Being a Sadhu is not an easy life. Although there are several places available for daily sit down meals; like Yogi Ramsuratkumar Ashram, Sri Seshadri Ashram, takeaways at Ramana Maharshi Ashram and rice breakfasts at the Palakothu Tank, still there's not much chance of tea, coffee, fruit, biscuits, and the essential Sadhu prerequisite of biddies (home-rolled country style cigarettes). Also no nice bed and for most of them it's sleeping rough in the open and taking very publics bath at one of the many water tanks dotted around Tiruvannamalai.

A lot of these sadhus were in fact regular people like teachers, government bureaucrats or railway workers who on retirement decided to take up the life of itinerant sadhu. This is very much in line with the Hindu tradition that sets out the four stages of a person's life; student, householder, solitary, sannyasa (renunciant).
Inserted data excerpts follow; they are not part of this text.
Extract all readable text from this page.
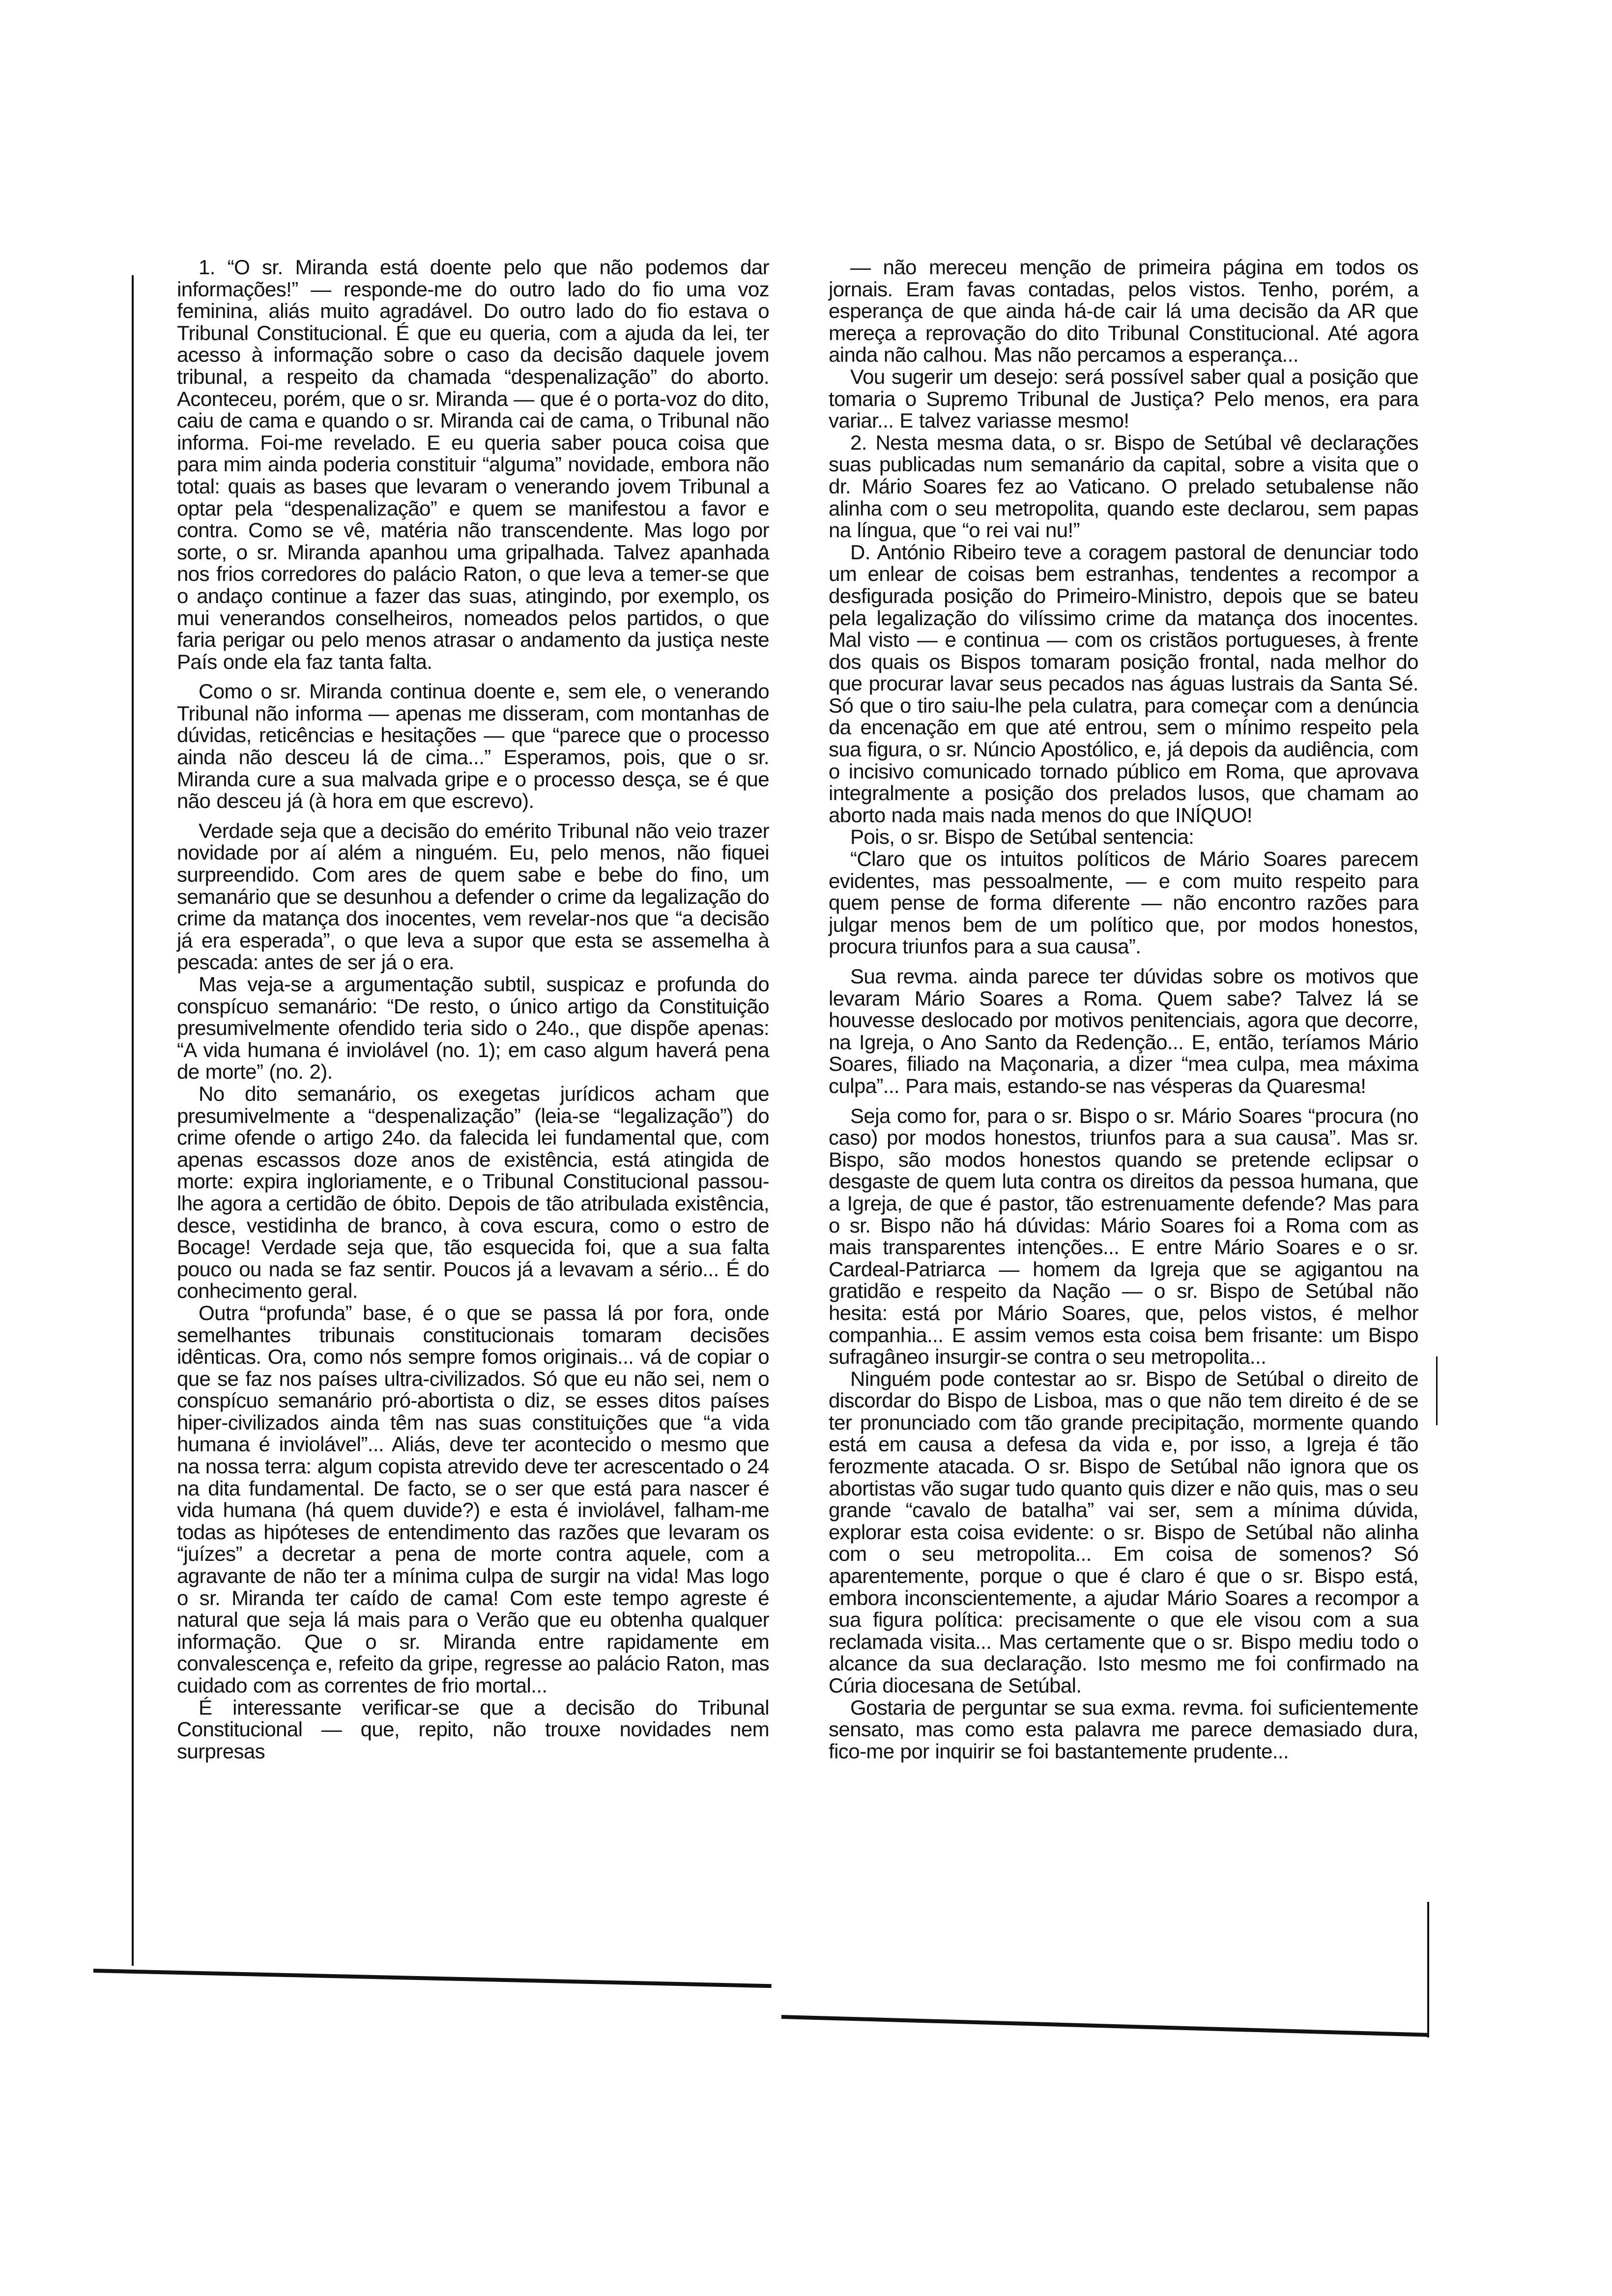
1. “O sr. Miranda está doente pelo que não podemos dar informações!” — responde-me do outro lado do fio uma voz feminina, aliás muito agradável. Do outro lado do fio estava o Tribunal Constitucional. É que eu queria, com a ajuda da lei, ter acesso à informação sobre o caso da decisão daquele jovem tribunal, a respeito da chamada “despenalização” do aborto. Aconteceu, porém, que o sr. Miranda — que é o porta-voz do dito, caiu de cama e quando o sr. Miranda cai de cama, o Tribunal não informa. Foi-me revelado. E eu queria saber pouca coisa que para mim ainda poderia constituir “alguma” novidade, embora não total: quais as bases que levaram o venerando jovem Tribunal a optar pela “despenalização” e quem se manifestou a favor e contra. Como se vê, matéria não transcendente. Mas logo por sorte, o sr. Miranda apanhou uma gripalhada. Talvez apanhada nos frios corredores do palácio Raton, o que leva a temer-se que o andaço continue a fazer das suas, atingindo, por exemplo, os mui venerandos conselheiros, nomeados pelos partidos, o que faria perigar ou pelo menos atrasar o andamento da justiça neste País onde ela faz tanta falta.

Como o sr. Miranda continua doente e, sem ele, o venerando Tribunal não informa — apenas me disseram, com montanhas de dúvidas, reticências e hesitações — que “parece que o processo ainda não desceu lá de cima...” Esperamos, pois, que o sr. Miranda cure a sua malvada gripe e o processo desça, se é que não desceu já (à hora em que escrevo).

Verdade seja que a decisão do emérito Tribunal não veio trazer novidade por aí além a ninguém. Eu, pelo menos, não fiquei surpreendido. Com ares de quem sabe e bebe do fino, um semanário que se desunhou a defender o crime da legalização do crime da matança dos inocentes, vem revelar-nos que “a decisão já era esperada”, o que leva a supor que esta se assemelha à pescada: antes de ser já o era.

Mas veja-se a argumentação subtil, suspicaz e profunda do conspícuo semanário: “De resto, o único artigo da Constituição presumivelmente ofendido teria sido o 24o., que dispõe apenas: “A vida humana é inviolável (no. 1); em caso algum haverá pena de morte” (no. 2).

No dito semanário, os exegetas jurídicos acham que presumivelmente a “despenalização” (leia-se “legalização”) do crime ofende o artigo 24o. da falecida lei fundamental que, com apenas escassos doze anos de existência, está atingida de morte: expira ingloriamente, e o Tribunal Constitucional passou-lhe agora a certidão de óbito. Depois de tão atribulada existência, desce, vestidinha de branco, à cova escura, como o estro de Bocage! Verdade seja que, tão esquecida foi, que a sua falta pouco ou nada se faz sentir. Poucos já a levavam a sério... É do conhecimento geral.

Outra “profunda” base, é o que se passa lá por fora, onde semelhantes tribunais constitucionais tomaram decisões idênticas. Ora, como nós sempre fomos originais... vá de copiar o que se faz nos países ultra-civilizados. Só que eu não sei, nem o conspícuo semanário pró-abortista o diz, se esses ditos países hiper-civilizados ainda têm nas suas constituições que “a vida humana é inviolável”... Aliás, deve ter acontecido o mesmo que na nossa terra: algum copista atrevido deve ter acrescentado o 24 na dita fundamental. De facto, se o ser que está para nascer é vida humana (há quem duvide?) e esta é inviolável, falham-me todas as hipóteses de entendimento das razões que levaram os “juízes” a decretar a pena de morte contra aquele, com a agravante de não ter a mínima culpa de surgir na vida! Mas logo o sr. Miranda ter caído de cama! Com este tempo agreste é natural que seja lá mais para o Verão que eu obtenha qualquer informação. Que o sr. Miranda entre rapidamente em convalescença e, refeito da gripe, regresse ao palácio Raton, mas cuidado com as correntes de frio mortal...

É interessante verificar-se que a decisão do Tribunal Constitucional — que, repito, não trouxe novidades nem surpresas

— não mereceu menção de primeira página em todos os jornais. Eram favas contadas, pelos vistos. Tenho, porém, a esperança de que ainda há-de cair lá uma decisão da AR que mereça a reprovação do dito Tribunal Constitucional. Até agora ainda não calhou. Mas não percamos a esperança...

Vou sugerir um desejo: será possível saber qual a posição que tomaria o Supremo Tribunal de Justiça? Pelo menos, era para variar... E talvez variasse mesmo!

2. Nesta mesma data, o sr. Bispo de Setúbal vê declarações suas publicadas num semanário da capital, sobre a visita que o dr. Mário Soares fez ao Vaticano. O prelado setubalense não alinha com o seu metropolita, quando este declarou, sem papas na língua, que “o rei vai nu!”

D. António Ribeiro teve a coragem pastoral de denunciar todo um enlear de coisas bem estranhas, tendentes a recompor a desfigurada posição do Primeiro-Ministro, depois que se bateu pela legalização do vilíssimo crime da matança dos inocentes. Mal visto — e continua — com os cristãos portugueses, à frente dos quais os Bispos tomaram posição frontal, nada melhor do que procurar lavar seus pecados nas águas lustrais da Santa Sé. Só que o tiro saiu-lhe pela culatra, para começar com a denúncia da encenação em que até entrou, sem o mínimo respeito pela sua figura, o sr. Núncio Apostólico, e, já depois da audiência, com o incisivo comunicado tornado público em Roma, que aprovava integralmente a posição dos prelados lusos, que chamam ao aborto nada mais nada menos do que INÍQUO!

Pois, o sr. Bispo de Setúbal sentencia:

“Claro que os intuitos políticos de Mário Soares parecem evidentes, mas pessoalmente, — e com muito respeito para quem pense de forma diferente — não encontro razões para julgar menos bem de um político que, por modos honestos, procura triunfos para a sua causa”.

Sua revma. ainda parece ter dúvidas sobre os motivos que levaram Mário Soares a Roma. Quem sabe? Talvez lá se houvesse deslocado por motivos penitenciais, agora que decorre, na Igreja, o Ano Santo da Redenção... E, então, teríamos Mário Soares, filiado na Maçonaria, a dizer “mea culpa, mea máxima culpa”... Para mais, estando-se nas vésperas da Quaresma!

Seja como for, para o sr. Bispo o sr. Mário Soares “procura (no caso) por modos honestos, triunfos para a sua causa”. Mas sr. Bispo, são modos honestos quando se pretende eclipsar o desgaste de quem luta contra os direitos da pessoa humana, que a Igreja, de que é pastor, tão estrenuamente defende? Mas para o sr. Bispo não há dúvidas: Mário Soares foi a Roma com as mais transparentes intenções... E entre Mário Soares e o sr. Cardeal-Patriarca — homem da Igreja que se agigantou na gratidão e respeito da Nação — o sr. Bispo de Setúbal não hesita: está por Mário Soares, que, pelos vistos, é melhor companhia... E assim vemos esta coisa bem frisante: um Bispo sufragâneo insurgir-se contra o seu metropolita...

Ninguém pode contestar ao sr. Bispo de Setúbal o direito de discordar do Bispo de Lisboa, mas o que não tem direito é de se ter pronunciado com tão grande precipitação, mormente quando está em causa a defesa da vida e, por isso, a Igreja é tão ferozmente atacada. O sr. Bispo de Setúbal não ignora que os abortistas vão sugar tudo quanto quis dizer e não quis, mas o seu grande “cavalo de batalha” vai ser, sem a mínima dúvida, explorar esta coisa evidente: o sr. Bispo de Setúbal não alinha com o seu metropolita... Em coisa de somenos? Só aparentemente, porque o que é claro é que o sr. Bispo está, embora inconscientemente, a ajudar Mário Soares a recompor a sua figura política: precisamente o que ele visou com a sua reclamada visita... Mas certamente que o sr. Bispo mediu todo o alcance da sua declaração. Isto mesmo me foi confirmado na Cúria diocesana de Setúbal.

Gostaria de perguntar se sua exma. revma. foi suficientemente sensato, mas como esta palavra me parece demasiado dura, fico-me por inquirir se foi bastantemente prudente...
It must be very difficult at a late age, after a lifetime of the usual comforts, to give it all up and live on the streets, sleep on the roads, beg for your food and have to put up with abuse from harsh foreigners; who invariably whine, 'Well, if you're a sadhu; why do you need money?' Such nagging folk should definitely NOT be allowed to leave their homeland under any circumstances!

4 comments:

Marcy Abu said...

Yes its true. Ive been to India lots of times and you hear alot of really mean foreigners say smart things to sadhus and beggars. If people dont give, okay, but its not necessary to humiliate the sadhus. Thats bad.

Divyakka said...

I agree completely with that comment. If you do not want to help, at least do not hurt. Where is the compassion and spirituality in pointing fingers at others, whom we know nothing about at all. Is that why we visit India? To judge others? People should remember what spirituality is, and practice it instead of judging.

Arunachala Living said...

What a life the sadhus live. Sleeping outside in the cold out in the open and having to deal with vagrants, cops and miserably minded people. The toughness must be part of their tapas. Amazing dedication to the Divine. It is not an easy way to make money so even the insincere ones have a tough, tough time.

Divyakka said...

Good comment, I agree with that. It is not as if these sadhus have an easy life. They live outdoors and put up with a lot of hardship.